Various other submissions were made. For example, it was submitted that the terms of the subpoena are more confined than the terms of para 38 was, in that the subpoena calls for production only of documents relating to certain allegations or issues. By its terms, the subpoena does appear to be more confined. However, it has to be borne in mind that sometimes there is actually more work involved in identifying for the purpose of production which of voluminous documents relate to certain allegations than to produce the totality.
Taking all things into consideration, it does seem to me that a case is shown that the same oppressiveness which led to the granting of relief in respect of para 38 touches the subpoena. To put the matter differently, the relief which the Court granted, admittedly after some negotiation between the parties but nonetheless following an indication of my intention, was clearly intended to save ELIC from the obligation of giving discovery of a wide range of documents including those the subject of the subpoena. For that reason I have come to the view that relief should be granted.
The only basis on which the case has been argued is that of oppressiveness or lack of oppressiveness, or, more accurately, whether, in the light of the earlier order, it would be oppressive or vexatious for Skadden to enforce the subpoena. I say nothing about any other potential basis of challenge.

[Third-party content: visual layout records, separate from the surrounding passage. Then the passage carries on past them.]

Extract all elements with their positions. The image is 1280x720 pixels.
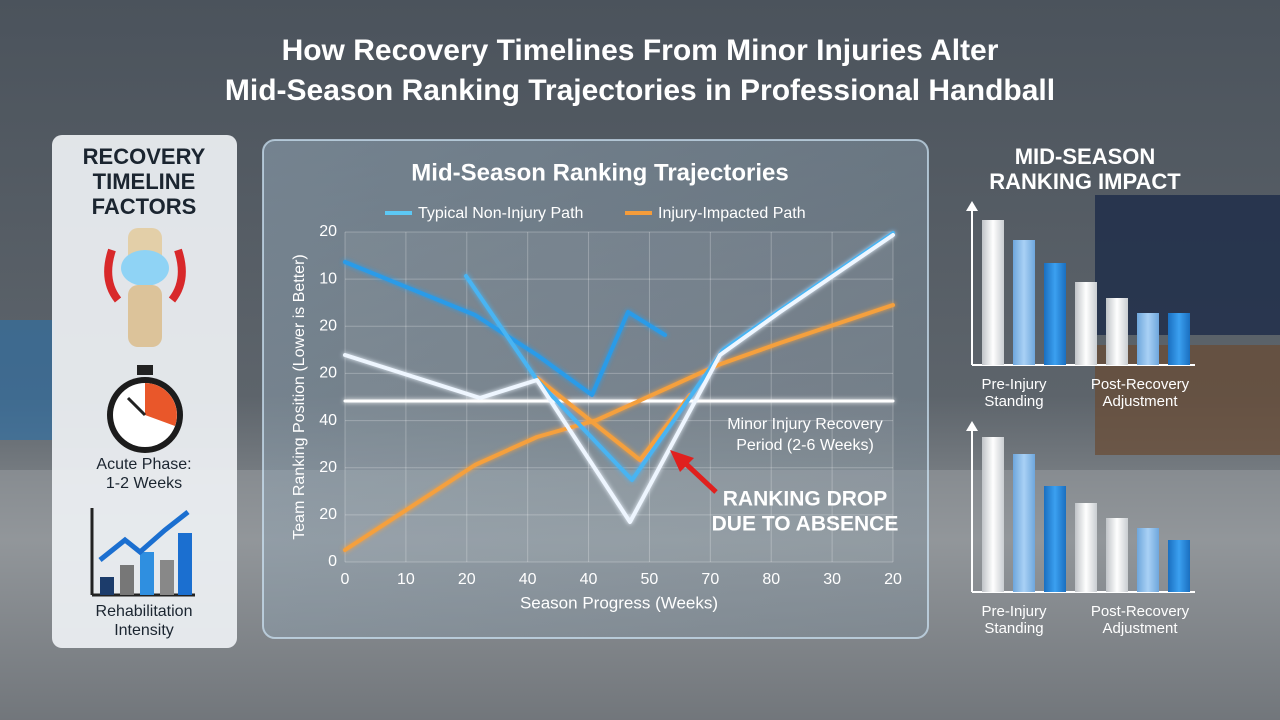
y-tick-label: 20	[319, 459, 337, 476]
trend-line	[535, 376, 692, 462]
mini-bar	[1013, 454, 1035, 592]
legend-label: Typical Non-Injury Path	[418, 205, 583, 222]
trend-line	[343, 303, 895, 552]
legend-label: Injury-Impacted Path	[658, 205, 806, 222]
mini-bar	[1137, 313, 1159, 365]
panel-title: FACTORS	[92, 194, 197, 219]
x-tick-label: 10	[397, 571, 415, 588]
y-tick-label: 40	[319, 412, 337, 429]
mini-bar	[1137, 528, 1159, 592]
mini-bar	[1106, 298, 1128, 365]
mini-bar	[1013, 240, 1035, 365]
mini-label: Adjustment	[1102, 393, 1178, 410]
x-tick-label: 20	[458, 571, 476, 588]
mini-label: Standing	[984, 393, 1043, 410]
y-tick-label: 20	[319, 318, 337, 335]
x-tick-label: 70	[701, 571, 719, 588]
mini-label: Standing	[984, 620, 1043, 637]
title: Mid-Season Ranking Trajectories in Profe…	[225, 74, 1055, 107]
x-tick-label: 0	[341, 571, 350, 588]
mini-bar	[1106, 518, 1128, 592]
item-label: 1-2 Weeks	[106, 475, 182, 492]
y-tick-label: 20	[319, 365, 337, 382]
panel-title: RANKING IMPACT	[989, 169, 1181, 194]
arrow	[670, 450, 718, 494]
mini-bar	[1075, 282, 1097, 365]
panel-title: RECOVERY	[83, 144, 206, 169]
y-tick-label: 20	[319, 223, 337, 240]
panel-title: MID-SEASON	[1015, 144, 1156, 169]
x-tick-label: 80	[762, 571, 780, 588]
title: How Recovery Timelines From Minor Injuri…	[282, 34, 999, 67]
trend-line	[343, 233, 895, 524]
annotation: Minor Injury Recovery	[727, 416, 883, 433]
x-axis-title: Season Progress (Weeks)	[520, 593, 718, 612]
item-label: Acute Phase:	[96, 456, 191, 473]
knee-icon	[104, 228, 186, 347]
annotation: Period (2-6 Weeks)	[736, 437, 874, 454]
mini-axis-arrow	[966, 201, 978, 211]
mini-bar	[1075, 503, 1097, 592]
item-label: Rehabilitation	[96, 603, 193, 620]
mini-bar	[1168, 540, 1190, 592]
stopwatch-icon	[107, 365, 183, 453]
mini-bar	[982, 220, 1004, 365]
mini-bar	[1044, 486, 1066, 592]
growth-icon	[90, 508, 195, 597]
lines	[343, 231, 895, 552]
mini-bar	[1168, 313, 1190, 365]
y-tick-label: 20	[319, 506, 337, 523]
mini-label: Pre-Injury	[981, 603, 1047, 620]
item-label: Intensity	[114, 622, 174, 639]
bg-screen	[0, 320, 55, 440]
trend-line	[343, 260, 667, 397]
annotation: RANKING DROP	[723, 488, 888, 511]
x-tick-label: 20	[884, 571, 902, 588]
y-tick-label: 10	[319, 270, 337, 287]
panel-title: TIMELINE	[93, 169, 196, 194]
mini-label: Adjustment	[1102, 620, 1178, 637]
y-tick-label: 0	[328, 553, 337, 570]
x-tick-label: 30	[823, 571, 841, 588]
x-tick-label: 40	[519, 571, 537, 588]
mini-charts: Pre-InjuryStandingPost-RecoveryAdjustmen…	[966, 201, 1195, 637]
annotation: DUE TO ABSENCE	[712, 513, 899, 536]
mini-label: Post-Recovery	[1091, 603, 1190, 620]
mini-label: Pre-Injury	[981, 376, 1047, 393]
mini-bar	[982, 437, 1004, 592]
x-tick-label: 50	[641, 571, 659, 588]
mini-label: Post-Recovery	[1091, 376, 1190, 393]
mini-bar	[1044, 263, 1066, 365]
y-axis-title: Team Ranking Position (Lower is Better)	[291, 254, 308, 539]
chart-title: Mid-Season Ranking Trajectories	[411, 159, 788, 186]
mini-axis-arrow	[966, 421, 978, 431]
x-tick-label: 40	[580, 571, 598, 588]
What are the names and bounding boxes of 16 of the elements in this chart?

The question now arises as to what form of relief should be granted. It may be that the parties can agree upon that. What I have in mind is that Skadden should be restrained from taking steps to enforce the subpoena in so far as it includes paras 1 to 9. I say that on the basis that there has been discovery of the documents in paras 7, 8 and 9 and on the basis that there is no resistance to compliance with paras 10, 11 and 12.
There is one further matter to be mentioned. It is conceivable that Skadden may be able to identify with particularity some document or documents to be produced as distinct from the sweeping descriptions in paragraphs 1 to 6 of the subpoena. I say nothing about that.
CONCLUSION
Upon Skadden's undertaking, through its counsel, not to enforce the subpoena in the meanwhile, I stand it over until 9.30 tomorrow morning for the making of final orders disposing of the motion.
I certify that this and the preceding 15 pages are a true copy of the Reasons for Judgment of the Honourable Justice Lindgren.
Associate:
Dated:16 February 1996
Heard: 8 February 1996
Place: Sydney
Decision: 12 February 1996
Appearances: Mr A J Sullivan QC with Mr S J Gageler and Dr A Bell of counsel instructed by Dibbs Crowther Osborne, solicitors, appeared for Skadden (applicant on the motion).
Mr W G Muddle with Mr D R Stack of counsel instructed by Deacons Graham & James, solicitors, appeared for the applicants (respondents on the motion).